I know that most Americans have dropped "health care" from their annual wish lists. In a post-voting poll, a sample of voters named their key desire (aside from character, which the pollsters took off the table). Most (24%) want to save Social Security (though it is in no imminent danger); 23% care about education; 16% care about abortion; 13% about taxes, 12% about the economy (which -- thank you -- is roaring along superbly). Only 11% put "health care" at the top of their wish list; and some of them are asking you for prescription drug coverage.
But the 43 million of us who lack insurance are a tenacious lot. In general, we haven't been especially good or especially bad this year -- certainly not bad enough to end up waiting in hospital emergency rooms, hoping on the one hand that we are sick enough for somebody to look at us, hoping on the other hand that we aren't truly that sick. We don't deserve our plight. Most of us work, earning just enough to fall into that oxymoron category, "the working poor." Either we have the bad fortune to work for employers who don't offer health insurance as a fringe benefit. Or we can't afford to buy the insurance that our employers do offer.

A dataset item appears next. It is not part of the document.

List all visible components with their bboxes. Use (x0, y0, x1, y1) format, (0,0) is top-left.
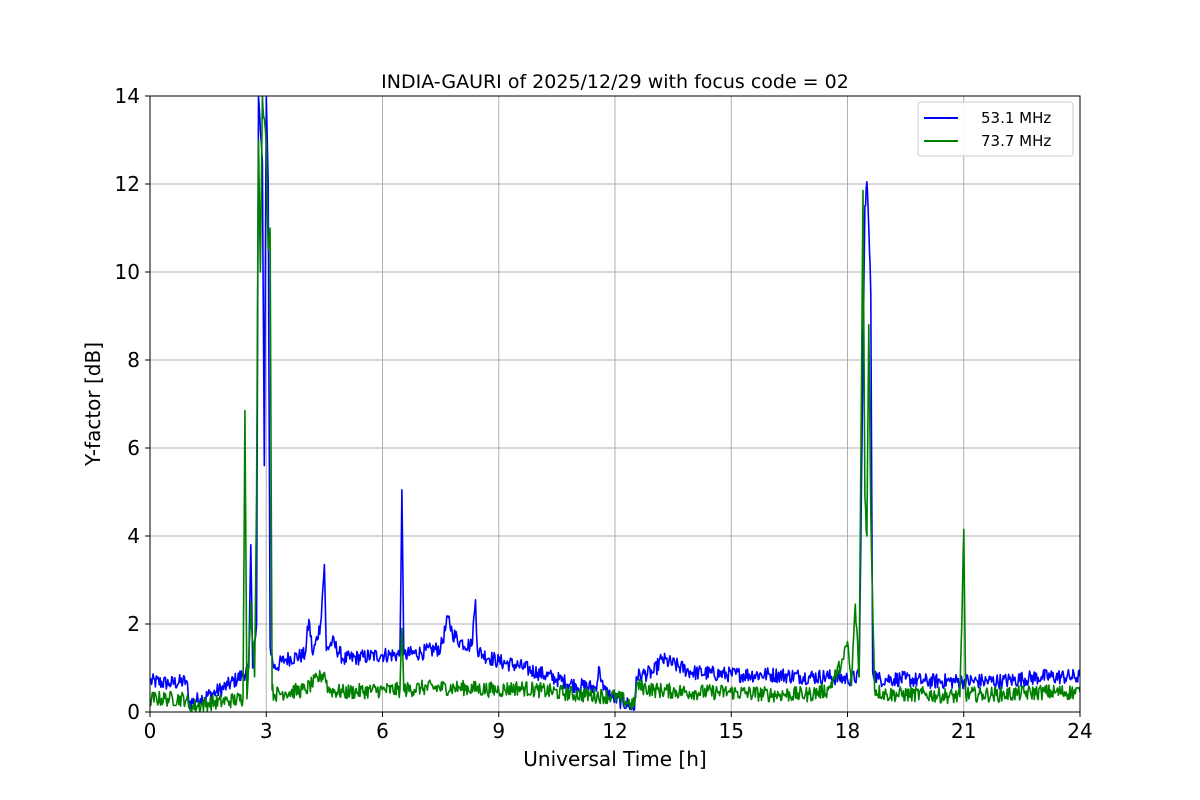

Santa, you have dropped "health care stuffers" into our holiday stockings in past year. We have COBRA, which lets us, or our families, buy insurance at our employer's group rates if we leave the job. That helps -- thank you -- but few people can afford to pay even the group rates, especially people who have lost their jobs. Medicaid now enrolls children, and, in some states, their parents, whose income falls above strict Medicaid levels. That too helps. We have special funds to pay for breast cancer treatment for uninsured women diagnosed with breast cancer -- again, thank you.
Those stocking stuffers, though, don't suffice. We still want the whole shebang -- a "health insurance card," like the Medicare card all Americans get when they reach age 65. You can take back COBRA, Medicaid, and the special programs for special populations. We won't need them anymore.
Sincerely,
An Ever-Believing Virginia
Joan Retsinas is a sociologist who writes about health care in Providence, Rhode Island.